Подъезд, таким образом, оставался единственным местом, где соседи виделись друг с другом, хотя контакт мог быть крайне поверхностным. Подъезд служил пограничной зоной: с одной стороны, неотъемлемая часть дома, с другой – пространство, доступное для проходящих через него чужаков. Учитывая, что в советских городах крайне не хватало удобств для «просто прохожих», подъезд обычно служил местом для предосудительных встреч, будь то меркантильного или сексуального характера. Но именно в подъезд можно было забежать, чтобы проверить, где порвались колготки, а то и переодеться. В подъезде можно было выпить (ср. «Москва – Петушки» Венички Ерофеева), переждать плохую погоду или «ширнуться»: последнее к концу 1990-х стало случаться все чаще. Во многих подъездах отвратительно пахло – свидетельство того, что приличия там нарушались во всех смыслах[473]. Даже в постсоветскую эпоху случайным прохожим удавалось иногда проникнуть внутрь, несмотря на домофон, и в очередной раз заявить об исконных правах на места общего пользования, о чем свидетельствует исполненная отчаяния записка, висевшая в одном из подъездов в центре города в 2005 году:
Уважаемые жильцы!
Давайте следить, чтобы в наш подъезд не проникали посторонние.

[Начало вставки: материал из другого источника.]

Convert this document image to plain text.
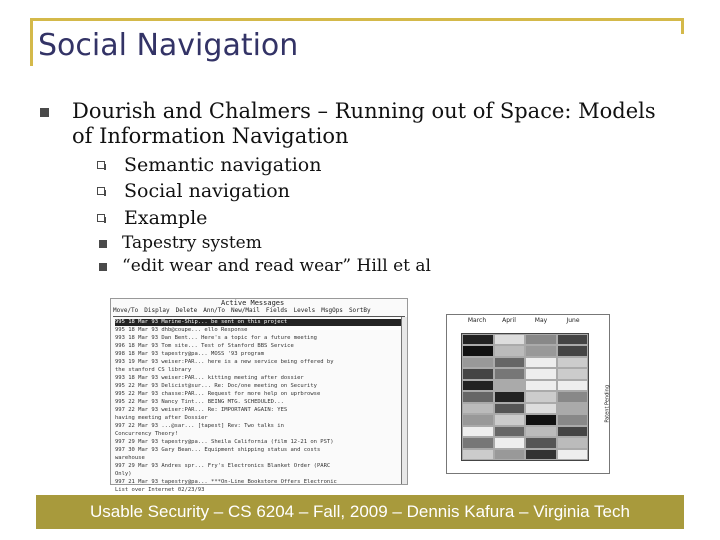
Social Navigation
Dourish and Chalmers – Running out of Space: Models
of Information Navigation
Semantic navigation
Social navigation
Example
Tapestry system
“edit wear and read wear” Hill et al
Active Messages
Move/To Display Delete Ann/To New/Mail Fields Levels MsgOps SortBy
995 18 Mar 93 Marine-Ship... be sent on this project
995 18 Mar 93 dhb@coupe... ello Response
993 18 Mar 93 Dan Bent... Here's a topic for a future meeting
996 18 Mar 93 Tom site... Test of Stanford BBS Service
998 18 Mar 93 tapestry@pa... MOSS '93 program
993 19 Mar 93 weiser:PAR... here is a new service being offered by
the stanford CS library
993 18 Mar 93 weiser:PAR... kitting meeting after dossier
995 22 Mar 93 Delicist@sur... Re: Doc/one meeting on Security
995 22 Mar 93 chasse:PAR... Request for more help on uprbrowse
995 22 Mar 93 Nancy Tint... BEING MTG. SCHEDULED...
997 22 Mar 93 weiser:PAR... Re: IMPORTANT AGAIN: YES
having meeting after Dossier
997 22 Mar 93 ...@sar... [tapest] Rev: Two talks in
Concurrency Theory!
997 29 Mar 93 tapestry@pa... Sheila California (film 12-21 on PST)
997 30 Mar 93 Gary Bean... Equipment shipping status and costs
warehouse
997 29 Mar 93 Andres spr... Fry's Electronics Blanket Order (PARC
Only)
997 21 Mar 93 tapestry@pa... ***On-Line Bookstore Offers Electronic
List over Internet 02/23/93
March	April	May	June
Patent Pending
Usable Security – CS 6204 – Fall, 2009 – Dennis Kafura – Virginia Tech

А между тем под лестницей на первом этаже устроен общественный туалет, на площадке между 3-м и 4-м этажами кого-то регулярно тошнит, и по всей лестнице валяются шприцы.
А мы как раз ставили домофон и металлическую дверь, чтобы этого-то и не было.
Давайте будем бдительны!
А если мы не будем забывать в подъезде пакеты с мусором и бросать на пол окурки и банки, будет совсем замечательно! Разве плохо, когда чисто?[474]
Основным средством общения в подъезде действительно часто служили записки. В отличие от персонажей литературных антиутопий, жители советских домов уходили на работу и возвращались домой в разное время; так что можно было регулярно приходить и уходить, никого при этом не встретив[475]. Так продолжалось и в постсоветский период, хотя в некоторых домах постепенно стало спокойнее – особенно когда пошел на спад разгул преступности начала 1990-х. У дверей начали класть коврики, кое-где на лестничных клетках и в коридорах появились комнатные растения. Курильщики, вынужденные утолять свою страсть вне стен квартиры, могли обустроить себе «курилку» на лестнице: поставить там стул, предназначенный на выброс, а рядом консервную банку вместо пепельницы. Как и можно было ожидать, пространство, примыкающее к двери квартиры, воспринималось как самое подходящее место для мелкого самоутверждения[476].
3.7. Граффити «108-я школа» рядом с Нобелевским городком, 2008
Но помимо прочего, подъезд – особенно в постсоветские годы – служил излюбленным местом для размещения текстов еще одного типа: граффити. В Петербурге проживало немало преданных своему делу художников-граффитистов, тщательно выбиравших точки, где можно было проявить творческую фантазию или найти вдохновение в фактуре облупившейся стены[477]. Главным местом для их творений были стены во дворах или на улицах, где они сразу бросались в глаза, подчеркивая статус граффити как безмолвного публичного перформанса или двухмерной инсталляции. Другой тип граффити – дело рук детей и подростков, которые таким образом метили территорию или обменивались друг с другом некой информацией [Лурье 2005, 2006]. Такого рода граффити обычно бытовали в пограничном пространстве – на стенах лифтов, у дверей, прямо у подъезда.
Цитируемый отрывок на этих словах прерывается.